События развивались стремительно. Третьего октября был захвачен Орел, а шестого октября – Брянск и Карачев. Общее руководство операцией «Тайфун» осуществлял фельдмаршал Ф. фон Бок, которому было выделено около 2 миллионов человек, тысяча семьсот танков, 20 тысяч орудий и минометов, полторы тысячи самолетов.
Это были огромные силы. Они, как катком, должны были смять сопротивление Красной армии и ворваться в Москву. Группа армий «Центр» превосходила противостоящие ей советские войска в полтора-два раза и в людях, и в технике. Это помогло быстро развить наступление. Под Вязьмой попали в окружение четыре армии, в результате чего были захвачены в плен более 600 тысяч красноармейцев и командиров, 380 тысяч человек были убиты и ранены.
В середине октября развернулись ожесточенные бои на рубежах Можайского и Волоколамского укрепрайонов. 19 октября Москва была объявлена на осадном положении.
Многого мы не знали. Наши средства массовой информации всегда грешили недосказанностью. Истинная оценка положения заменялась множеством статей и заметок о больших потерях немецких войск. Но, оставив в стороне пропагандистские статьи, где немцев колотили в хвост и в гриву, следует отметить, что наступление на Москву стало для вермахта отнюдь не легкой прогулкой.
По данным современных исторических источников, за октябрь и ноябрь 1941 года немцы потеряли свыше 500 тысяч убитыми и ранеными, 1300 танков и полторы тысячи сбитых самолетов.
Но я пишу не историческое исследование, а рассказываю о людях, воевавших рядом со мной. Об этом и пойдет дальше речь.
Где-то в начале октября состоялось совещание командирского состава полка, где выступил представитель политотдела дивизии. Это было какое-то странное выступление. Политработники высокого ранга всегда умели вязать концы с концами, но события под Вязьмой явно выбили политаппарат из колеи.
Дивизионный комиссар долго говорил о мужестве наших бойцов и командиров. Приводил примеры, как некоторые батальоны, роты и батареи уничтожали десятки танков и сотни фашистов. Говорил о самоотверженности коммунистов, но после долгого вступления неожиданно повернул речь в другую сторону.
Оказалось, что положение на фронте очень сложное, и нас призывали быть готовыми драться насмерть с фашистскими завоевателями.
В этот же период полк стали активно насыщать оружием. Привезли комплекты зимнего обмундирования, и наши бойцы наконец сбросили гражданское тряпье, в котором ходила едва не четверть личного состава моей восьмой роты.
Оружие, к моему удивлению, было сборное, самых разных систем. За два с половиной года службы я привык к отечественным «трехлинейкам», самозарядным винтовкам СВТ, пулеметам Дегтярева и станковым «максимам». Времена изменились. Большие потери в людях и технике заставили извлечь из арсеналов резервные запасы трофейного оружия.
На батальон выдали девяносто польских винтовок системы «маузер». Винтовки были неплохие. Но брали их неохотно из-за того, что патрон к ним был калибра 7,92 миллиметра. А командиры рот хорошо знали, какие возникнут трудности на фронте со снабжением «чужими» патронами, если даже своих не хватает.
Комбат Чередник, не вступая в долгие разговоры, распределил винтовки на три роты поровну – по тридцать штук. На каждую роту выделили по одному «максиму» и четыре ручных пулемета Дегтярева. Этого было явно недостаточно, и вскоре мы получили дополнительно несколько английских пулеметов «Бренган», которые состояли на вооружении польской армии и достались нам в 1939 году как трофеи.
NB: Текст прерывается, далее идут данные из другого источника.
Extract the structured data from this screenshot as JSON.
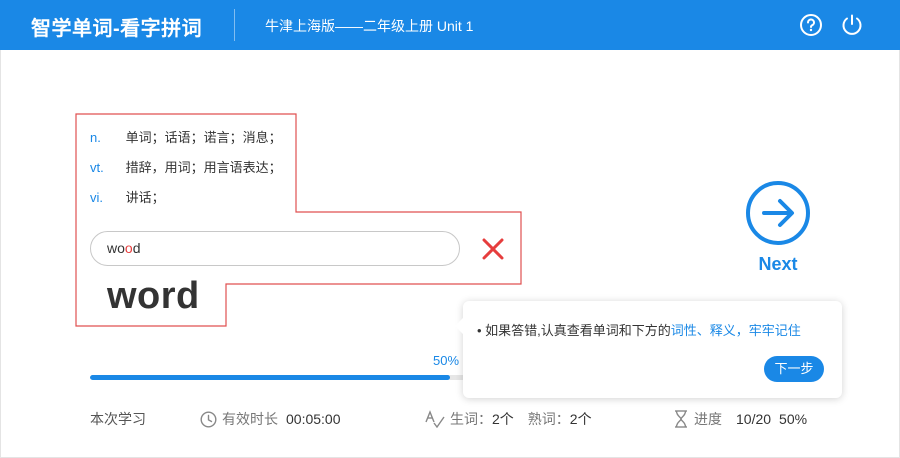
{
  "header": {
    "app_title": "智学单词-看字拼词",
    "book_title": "牛津上海版——二年级上册 Unit 1",
    "help_icon": "question-circle-icon",
    "power_icon": "power-icon"
  },
  "definitions": [
    {
      "pos": "n.",
      "text": "单词；话语；诺言；消息；"
    },
    {
      "pos": "vt.",
      "text": "措辞，用词；用言语表达；"
    },
    {
      "pos": "vi.",
      "text": "讲话；"
    }
  ],
  "answer": {
    "prefix": "wo",
    "wrong_letter": "o",
    "suffix": "d",
    "status_icon": "wrong-x-icon"
  },
  "correct_word": "word",
  "next": {
    "label": "Next",
    "icon": "arrow-right-circle-icon"
  },
  "progress": {
    "percent_label": "50%",
    "fraction": 0.5
  },
  "tooltip": {
    "text_plain": "如果答错,认真查看单词和下方的",
    "text_highlight": "词性、释义，牢牢记住",
    "button_label": "下一步"
  },
  "footer": {
    "session_label": "本次学习",
    "time_label": "有效时长",
    "time_value": "00:05:00",
    "new_words_label": "生词：",
    "new_words_value": "2个",
    "known_words_label": "熟词：",
    "known_words_value": "2个",
    "progress_label": "进度",
    "progress_count": "10/20",
    "progress_percent": "50%"
  },
  "colors": {
    "primary": "#1a88e6",
    "error": "#e63d3d",
    "outline": "#e05050"
  }
}
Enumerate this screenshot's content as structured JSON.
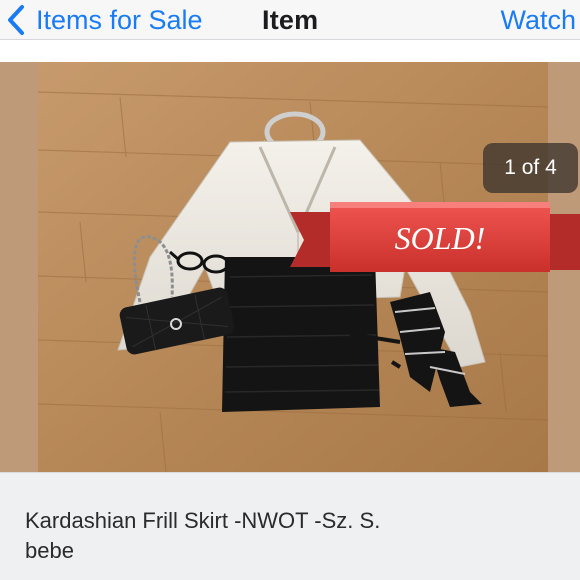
{
  "navbar": {
    "back_label": "Items for Sale",
    "title": "Item",
    "action_label": "Watch",
    "accent_color": "#1a7cf5"
  },
  "photo": {
    "pager": "1 of 4",
    "banner_text": "SOLD!",
    "banner_color": "#e2433f"
  },
  "listing": {
    "title_line1": "Kardashian Frill Skirt -NWOT -Sz. S.",
    "title_line2": "bebe"
  },
  "icons": {
    "back": "chevron-left-icon"
  }
}
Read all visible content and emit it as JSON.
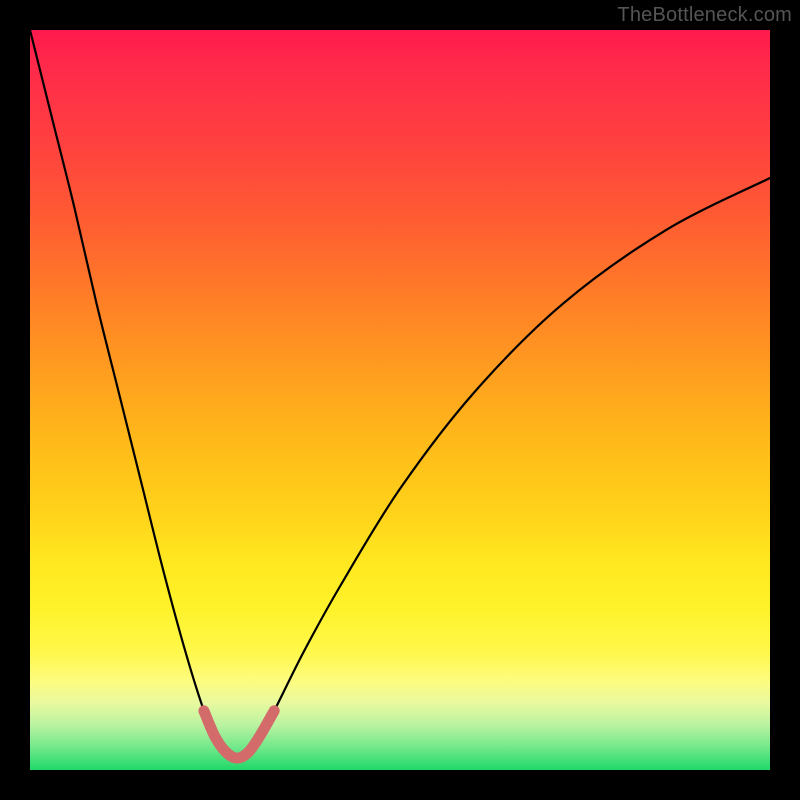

Пулеметы были вполне современные, с магазином на 30 патронов, но калибр их был 7,7 миллиметра. А это значит, что начнутся проблемы с боеприпасами.
Кроме «трехлинеек» мы получили на каждую роту по десятку самозарядных винтовок СВТ-40. Они требовали особого ухода, и бойцы их не слишком любили. Я распределил самозарядки между сержантами и опытными бойцами. Одну винтовку СВТ-40 оставил себе. Я уже хорошо знал, что ротные командиры воюют практически так же, как и остальные красноармейцы. В бою требовалось оружие более серьезное, чем пистолет. А самозарядку я освоил неплохо в начале войны, и она меня устраивала. Может, я предпочел бы автомат, но их на батальон не выдали ни одного.
Если сказать честно, то наш заново сформированный стрелковый полк был пока слабее того довоенного, который вступил в бои под Смоленском. Командиры в большинстве имели в начале войны за плечами двухгодичное военное училище. Приходили, окончив 6–8-месячные курсы младших лейтенантов, «сверхсрочники» из числа бывших сержантов, уже отслуживших год или два в армии.